Israël sur la voie d'élections avec la dissolution attendue du Parlement

  • Depuis cette annonce surprise, Israël grouille de rumeurs
  • Leur accord de coalition prévoyait un partage du pouvoir

JÉRUSALEM: Les députés israéliens doivent voter mercredi soir la dissolution du Parlement, mettant ainsi fin au bref règne de Naftali Bennett qui sera remplacé par son acolyte Yaïr Lapid d'ici à la tenue, à l'automne, de cinquièmes élections en moins de quatre ans.

En juin 2021, MM. Bennett et Lapid avaient écrit une page de l'histoire d'Israël en réunissant une coalition de huit partis (droite, gauche, centre), incluant pour la première fois une formation arabe, afin de couper court à 12 ans sans discontinuer de pouvoir de Benjamin Netanyahu.

Mais un an plus tard, la coalition a perdu sa majorité à la chambre au point où Naftali Bennett a jeté l'éponge la semaine dernière en annonçant son intention de dissoudre la chambre pour convoquer de nouvelles élections.

Depuis cette annonce surprise, Israël grouille de rumeurs. Le chef de l'opposition, Benjamin Netanyahu (Likoud, droite) a tenté de coopter des députés de la coalition pour former un "gouvernement alternatif" et ainsi reprendre le poste de Premier ministre sans passer par des élections.

Mais ces tentatives ont échoué. Et un comité parlementaire a acté dans la nuit de lundi à mardi la fin de ces tentatives en indiquant que le Parlement allait bien être dissous mercredi, avant 23H59 (locales).

Pourquoi une telle échéance?

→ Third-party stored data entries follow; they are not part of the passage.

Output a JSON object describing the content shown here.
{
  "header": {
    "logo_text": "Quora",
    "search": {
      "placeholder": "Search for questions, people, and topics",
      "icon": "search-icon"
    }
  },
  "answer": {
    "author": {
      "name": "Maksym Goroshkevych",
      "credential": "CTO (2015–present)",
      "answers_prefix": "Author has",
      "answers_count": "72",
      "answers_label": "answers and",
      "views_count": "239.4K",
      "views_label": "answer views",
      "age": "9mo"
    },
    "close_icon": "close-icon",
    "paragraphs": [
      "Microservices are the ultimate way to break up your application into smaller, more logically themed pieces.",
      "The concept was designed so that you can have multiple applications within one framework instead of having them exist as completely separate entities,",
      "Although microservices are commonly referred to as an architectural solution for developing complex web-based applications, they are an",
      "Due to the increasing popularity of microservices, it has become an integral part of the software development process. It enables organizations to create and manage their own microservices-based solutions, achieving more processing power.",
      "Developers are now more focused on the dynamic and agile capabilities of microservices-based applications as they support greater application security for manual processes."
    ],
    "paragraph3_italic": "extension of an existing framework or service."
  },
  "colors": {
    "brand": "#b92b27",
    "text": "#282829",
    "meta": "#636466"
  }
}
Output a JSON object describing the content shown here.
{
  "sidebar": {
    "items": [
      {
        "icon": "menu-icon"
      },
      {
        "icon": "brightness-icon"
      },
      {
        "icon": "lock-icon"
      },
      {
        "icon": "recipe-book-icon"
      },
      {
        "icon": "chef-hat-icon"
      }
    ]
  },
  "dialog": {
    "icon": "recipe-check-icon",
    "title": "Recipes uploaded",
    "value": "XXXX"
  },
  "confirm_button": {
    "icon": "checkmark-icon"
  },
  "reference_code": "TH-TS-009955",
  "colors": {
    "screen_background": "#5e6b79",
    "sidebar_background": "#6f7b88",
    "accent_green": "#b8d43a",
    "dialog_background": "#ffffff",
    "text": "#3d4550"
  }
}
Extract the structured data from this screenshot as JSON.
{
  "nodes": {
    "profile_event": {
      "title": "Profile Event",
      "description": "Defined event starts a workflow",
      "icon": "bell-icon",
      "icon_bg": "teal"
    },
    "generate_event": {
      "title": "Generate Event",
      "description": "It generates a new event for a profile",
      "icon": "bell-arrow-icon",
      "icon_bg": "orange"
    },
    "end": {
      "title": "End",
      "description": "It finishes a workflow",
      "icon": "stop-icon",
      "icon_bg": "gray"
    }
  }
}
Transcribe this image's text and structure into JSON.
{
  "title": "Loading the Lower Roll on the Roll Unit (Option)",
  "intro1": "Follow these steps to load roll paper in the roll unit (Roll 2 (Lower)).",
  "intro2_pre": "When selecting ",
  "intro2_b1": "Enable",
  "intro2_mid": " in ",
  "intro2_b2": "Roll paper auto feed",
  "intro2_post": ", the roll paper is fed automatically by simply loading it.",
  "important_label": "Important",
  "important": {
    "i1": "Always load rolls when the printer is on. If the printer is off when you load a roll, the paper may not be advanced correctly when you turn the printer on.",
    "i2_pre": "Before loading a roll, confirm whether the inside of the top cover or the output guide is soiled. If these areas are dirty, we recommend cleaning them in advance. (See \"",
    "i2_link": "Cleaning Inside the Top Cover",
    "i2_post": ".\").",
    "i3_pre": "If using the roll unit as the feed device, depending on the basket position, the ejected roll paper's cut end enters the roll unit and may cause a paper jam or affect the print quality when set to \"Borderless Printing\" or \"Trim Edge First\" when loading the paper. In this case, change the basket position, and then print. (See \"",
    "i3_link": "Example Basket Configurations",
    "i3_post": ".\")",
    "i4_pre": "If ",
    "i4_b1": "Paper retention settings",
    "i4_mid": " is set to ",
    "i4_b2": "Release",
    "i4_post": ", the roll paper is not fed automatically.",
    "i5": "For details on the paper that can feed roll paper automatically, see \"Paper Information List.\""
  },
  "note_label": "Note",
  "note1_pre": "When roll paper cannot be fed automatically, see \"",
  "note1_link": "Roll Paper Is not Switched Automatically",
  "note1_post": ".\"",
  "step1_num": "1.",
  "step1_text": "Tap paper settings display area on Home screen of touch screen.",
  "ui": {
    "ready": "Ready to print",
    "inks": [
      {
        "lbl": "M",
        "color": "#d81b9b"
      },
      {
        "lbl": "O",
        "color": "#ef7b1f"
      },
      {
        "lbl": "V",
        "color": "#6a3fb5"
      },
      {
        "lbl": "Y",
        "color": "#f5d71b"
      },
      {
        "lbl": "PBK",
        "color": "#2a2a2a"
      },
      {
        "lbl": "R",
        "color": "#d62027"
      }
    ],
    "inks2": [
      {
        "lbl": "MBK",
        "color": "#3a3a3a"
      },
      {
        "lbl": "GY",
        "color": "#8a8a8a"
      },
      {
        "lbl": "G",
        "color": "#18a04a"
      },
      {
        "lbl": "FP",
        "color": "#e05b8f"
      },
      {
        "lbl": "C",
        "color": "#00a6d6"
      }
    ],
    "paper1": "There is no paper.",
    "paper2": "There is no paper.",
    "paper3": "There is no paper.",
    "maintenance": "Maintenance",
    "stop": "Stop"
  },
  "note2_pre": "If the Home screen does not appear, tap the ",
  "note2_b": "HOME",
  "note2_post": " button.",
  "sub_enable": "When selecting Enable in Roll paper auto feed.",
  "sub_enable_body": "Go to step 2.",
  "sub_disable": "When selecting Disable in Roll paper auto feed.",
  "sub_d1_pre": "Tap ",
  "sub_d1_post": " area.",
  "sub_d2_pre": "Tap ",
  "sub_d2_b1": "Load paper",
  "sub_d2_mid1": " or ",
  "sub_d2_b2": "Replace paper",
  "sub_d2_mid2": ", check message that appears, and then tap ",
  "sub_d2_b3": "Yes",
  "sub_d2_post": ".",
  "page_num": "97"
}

Les députés veulent voter une série de lois - mardi et mercredi - avant de dissoudre le Parlement sachant que dès jeudi une disposition protégeant les plus de 475.000 colons israéliens vivant en Cisjordanie occupée sera caduque si le Parlement n'est pas dissous.

Afin de fragiliser la coalition de MM. Bennett et Lapid, l'opposition lui avait infligé le 6 juin un camouflet en réunissant une majorité de voix contre le renouvellement de la "loi sur les colons", une disposition que la chambre doit renouveler tous les cinq ans.

Or cette loi devait être renouvelée d'ici jeudi 30 juin, sans quoi les colons en Cisjordanie --territoire palestinien occupé depuis 1967-- risquaient de perdre leur protection légale en vertu du droit israélien.

Chaos ou élections ?

Et comme M. Bennett, un ardent défenseur de ces colonies, pourtant jugées illégales au regard du droit international, ne pouvait risquer ce "chaos", il a préféré faire harakiri à son gouvernement.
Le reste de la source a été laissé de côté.